Alright boys and girls; it’s that time again!  Everyone’s favorite day of the week!  Squat Sunday.

 Pre-Exhaust Leg Extensions

5 sets, 30 seconds rest between sets, 4011 temp

 Squats

Warm up to a weight that you are able to use for a difficult set of 15-20.  The sets are clustered in groups of three and the weight is decreased twice.  (Ex. Sets 1-3 – 405lbs, Sets 4-6 365lbs, Sets 7-9, 275lbs)

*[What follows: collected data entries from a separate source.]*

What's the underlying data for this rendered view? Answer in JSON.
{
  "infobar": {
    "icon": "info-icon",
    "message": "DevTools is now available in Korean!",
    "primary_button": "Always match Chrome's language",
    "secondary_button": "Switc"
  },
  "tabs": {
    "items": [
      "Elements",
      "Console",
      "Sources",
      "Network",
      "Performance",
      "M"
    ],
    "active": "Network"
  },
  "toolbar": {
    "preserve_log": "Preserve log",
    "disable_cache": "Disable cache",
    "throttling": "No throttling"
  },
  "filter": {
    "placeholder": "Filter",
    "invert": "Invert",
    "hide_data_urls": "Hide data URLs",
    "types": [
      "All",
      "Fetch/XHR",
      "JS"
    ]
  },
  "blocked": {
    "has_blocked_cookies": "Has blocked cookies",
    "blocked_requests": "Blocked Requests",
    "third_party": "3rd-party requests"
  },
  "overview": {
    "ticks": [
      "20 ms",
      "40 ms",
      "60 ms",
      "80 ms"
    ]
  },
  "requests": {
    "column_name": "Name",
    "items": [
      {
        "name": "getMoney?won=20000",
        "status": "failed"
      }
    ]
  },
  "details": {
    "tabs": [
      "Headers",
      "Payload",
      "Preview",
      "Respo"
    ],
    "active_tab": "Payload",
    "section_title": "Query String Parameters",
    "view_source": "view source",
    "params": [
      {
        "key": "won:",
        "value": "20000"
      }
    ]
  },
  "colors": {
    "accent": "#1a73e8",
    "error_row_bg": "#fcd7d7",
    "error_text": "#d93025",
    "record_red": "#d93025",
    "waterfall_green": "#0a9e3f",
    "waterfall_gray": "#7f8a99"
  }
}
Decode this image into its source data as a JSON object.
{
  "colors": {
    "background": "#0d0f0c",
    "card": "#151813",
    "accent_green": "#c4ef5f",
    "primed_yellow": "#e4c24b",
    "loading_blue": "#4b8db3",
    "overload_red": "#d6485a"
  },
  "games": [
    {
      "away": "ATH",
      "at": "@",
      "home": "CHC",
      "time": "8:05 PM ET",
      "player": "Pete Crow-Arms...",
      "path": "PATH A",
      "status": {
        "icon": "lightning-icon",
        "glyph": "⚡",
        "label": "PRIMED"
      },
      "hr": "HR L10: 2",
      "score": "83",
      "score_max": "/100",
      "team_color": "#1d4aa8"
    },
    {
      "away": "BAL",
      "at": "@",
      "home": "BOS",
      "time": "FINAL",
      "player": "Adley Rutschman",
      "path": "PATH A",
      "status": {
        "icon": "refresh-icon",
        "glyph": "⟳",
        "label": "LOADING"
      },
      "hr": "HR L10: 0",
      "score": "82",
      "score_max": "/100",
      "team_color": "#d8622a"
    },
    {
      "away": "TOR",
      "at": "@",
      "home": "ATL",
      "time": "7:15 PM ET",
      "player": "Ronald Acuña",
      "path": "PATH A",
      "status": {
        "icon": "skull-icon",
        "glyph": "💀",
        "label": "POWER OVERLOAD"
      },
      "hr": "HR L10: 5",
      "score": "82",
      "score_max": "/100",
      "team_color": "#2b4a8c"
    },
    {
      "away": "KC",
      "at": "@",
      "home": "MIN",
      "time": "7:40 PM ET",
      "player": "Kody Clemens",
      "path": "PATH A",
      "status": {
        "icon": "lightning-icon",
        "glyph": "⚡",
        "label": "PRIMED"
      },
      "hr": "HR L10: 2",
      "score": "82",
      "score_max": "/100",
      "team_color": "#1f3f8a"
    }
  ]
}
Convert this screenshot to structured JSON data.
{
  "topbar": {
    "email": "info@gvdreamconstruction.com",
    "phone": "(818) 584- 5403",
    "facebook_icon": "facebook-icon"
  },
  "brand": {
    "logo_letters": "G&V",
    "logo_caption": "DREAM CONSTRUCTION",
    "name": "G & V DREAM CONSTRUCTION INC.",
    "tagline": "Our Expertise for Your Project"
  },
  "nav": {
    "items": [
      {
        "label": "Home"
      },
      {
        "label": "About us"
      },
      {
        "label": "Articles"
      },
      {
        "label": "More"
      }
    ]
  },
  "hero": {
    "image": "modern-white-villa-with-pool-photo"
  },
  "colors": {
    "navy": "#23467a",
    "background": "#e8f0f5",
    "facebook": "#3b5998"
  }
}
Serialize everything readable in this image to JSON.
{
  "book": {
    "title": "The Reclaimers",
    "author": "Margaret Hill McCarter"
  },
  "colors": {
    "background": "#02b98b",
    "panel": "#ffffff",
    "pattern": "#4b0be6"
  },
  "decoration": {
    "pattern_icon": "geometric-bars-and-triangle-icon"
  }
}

Set 1 – 12 reps, 30 seconds rest

Set 2 – 12 reps, 30 seconds rest

Set 3 – 12 reps, 60 seconds rest and decrease the weight

Set 4 – 10 reps, 30 seconds rest

Set 5 – 10 reps, 30 seconds rest

Set 6 – 10 reps, 60 seconds rest and decrease the weight

Set 7 – 8 reps, 60 seconds rest

Set 8 – 8 reps, 60 seconds rest

Set 9 – 8 reps, 90 seconds rest

Hack Squats (Feet Close)

3 sets, 60 seconds rest between sets, 3030 temp

Note – Outward intention by pushing out with the feet – If you’re not sure what this means, there’s a good chance you aren’t on the MI40 bandwagon!

Leg Press (Feet Wide)

3 drop sets, 120 seconds rest between sets – aim for 10 reps with each drop

 Lying Leg Curls

 5 sets, 12 reps 60 seconds rest between sets – Feet are constantly in dorsiflexion throughout the movement

2 second isometric hold at 45 degrees (halfway through the movement)

 

Try this killer out and let me know how you feel!  If you are able to walk out of the gym, that is.